In the legendary TV show fraggle rock, someone asks the question “why do the dozers do what the dozers do?” the answer is simply “the dozers do what the dozers do because the dozers do what the dozers do” The answer is so simple because their reality is so simple, yet so beautiful. The dozers do what they do because that is the point of doing it in the first place.
But why do we do it? Why do we wake up every day, get out of bed in the early morning, eat some breakfast and go in to this place we call LIPA. Why do we work from 9 till 9 just so that performers can perform? And I am not saying this because I am bitter, because I am really not; I’m just asking the question. Why is it that we devote our lives to staying behind the stage, why do we spend our days of youth on creating stars and shows that are remembered for their performers and rarely for the technology and design?

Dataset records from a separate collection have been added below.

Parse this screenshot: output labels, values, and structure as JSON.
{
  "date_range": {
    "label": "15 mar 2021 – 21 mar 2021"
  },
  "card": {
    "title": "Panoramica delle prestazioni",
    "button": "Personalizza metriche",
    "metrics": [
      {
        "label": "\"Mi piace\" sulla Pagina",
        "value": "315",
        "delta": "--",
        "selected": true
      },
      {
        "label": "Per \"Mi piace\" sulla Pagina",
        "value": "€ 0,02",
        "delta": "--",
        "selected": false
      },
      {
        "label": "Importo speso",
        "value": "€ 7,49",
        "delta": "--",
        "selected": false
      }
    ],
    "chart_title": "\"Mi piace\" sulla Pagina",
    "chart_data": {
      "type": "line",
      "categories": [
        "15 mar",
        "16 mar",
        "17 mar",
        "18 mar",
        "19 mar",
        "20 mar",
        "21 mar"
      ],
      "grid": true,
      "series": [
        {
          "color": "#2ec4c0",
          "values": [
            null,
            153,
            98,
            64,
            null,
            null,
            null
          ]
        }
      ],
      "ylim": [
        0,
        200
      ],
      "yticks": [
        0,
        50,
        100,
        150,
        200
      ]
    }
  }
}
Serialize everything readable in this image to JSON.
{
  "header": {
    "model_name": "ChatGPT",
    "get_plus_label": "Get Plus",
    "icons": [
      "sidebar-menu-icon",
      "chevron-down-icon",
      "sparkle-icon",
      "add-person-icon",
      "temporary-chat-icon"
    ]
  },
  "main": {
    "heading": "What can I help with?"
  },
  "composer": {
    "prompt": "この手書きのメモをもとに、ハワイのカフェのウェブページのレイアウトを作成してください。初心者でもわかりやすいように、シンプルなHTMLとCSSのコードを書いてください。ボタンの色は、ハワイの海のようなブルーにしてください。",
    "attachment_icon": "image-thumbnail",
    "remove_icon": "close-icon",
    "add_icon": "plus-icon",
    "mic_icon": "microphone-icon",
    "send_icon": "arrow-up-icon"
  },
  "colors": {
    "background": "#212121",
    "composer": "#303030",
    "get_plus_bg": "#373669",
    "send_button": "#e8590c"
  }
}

Perhaps we are a bit like the dozers in one way, we will go through fire and hell to keep the show running, we will spend every minute of our waking day to get the job done. But then again, we are not like the dozers at all, because we could choose not to, we know something else; we don’t need to do it. But still we do.
I think I know why.
As I walked to LIPA this morning I came from the Hope street (funny name, isn’t it?) building, and as I walked by, one of the windows was open, inside; there must have been a group of singers or actors, because they were doing a vocal warm-up. For some reason I stopped and waited outside a few moments, and as I was standing there they started with Ave Maria. I stood and listened to this fantastically beautiful song as the sun was gently warming the sky above me, driving the last of the clouds out into the vast sea. Hearing. Thinking. Feeling. Seeing. I remembered. I remembered why I came here. I remembered why our hearts beat faster when we think about it; I remembered why we devote all possible time to doing dirty jobs in the darkness of the stage. I remember.
I remember that when the curtain falls and the audience explodes into applause, that is all I remember. All the long nights and dark hours are gone. I remember that when the stage is yet again empty and the audiences have long gone home, that is what I remember. The applause. The smiles. The joy. Or the sadness. The eyes of kids thinking about the magic they just witnessed. The prides of parents just having seen their kid stand on stage. The music. The sparkling lights. The applause. The feeling of having brought magic to others is what fuels our passion and makes us tick until the next time, until the next few seconds when the show is actually over.
Because when all is dark and I go to bed at night, I remember that for two seconds, I was truly alive.
And today, when I had almost forgotten, I remembered.
Not for ourselves, but for the whole world in which we were born.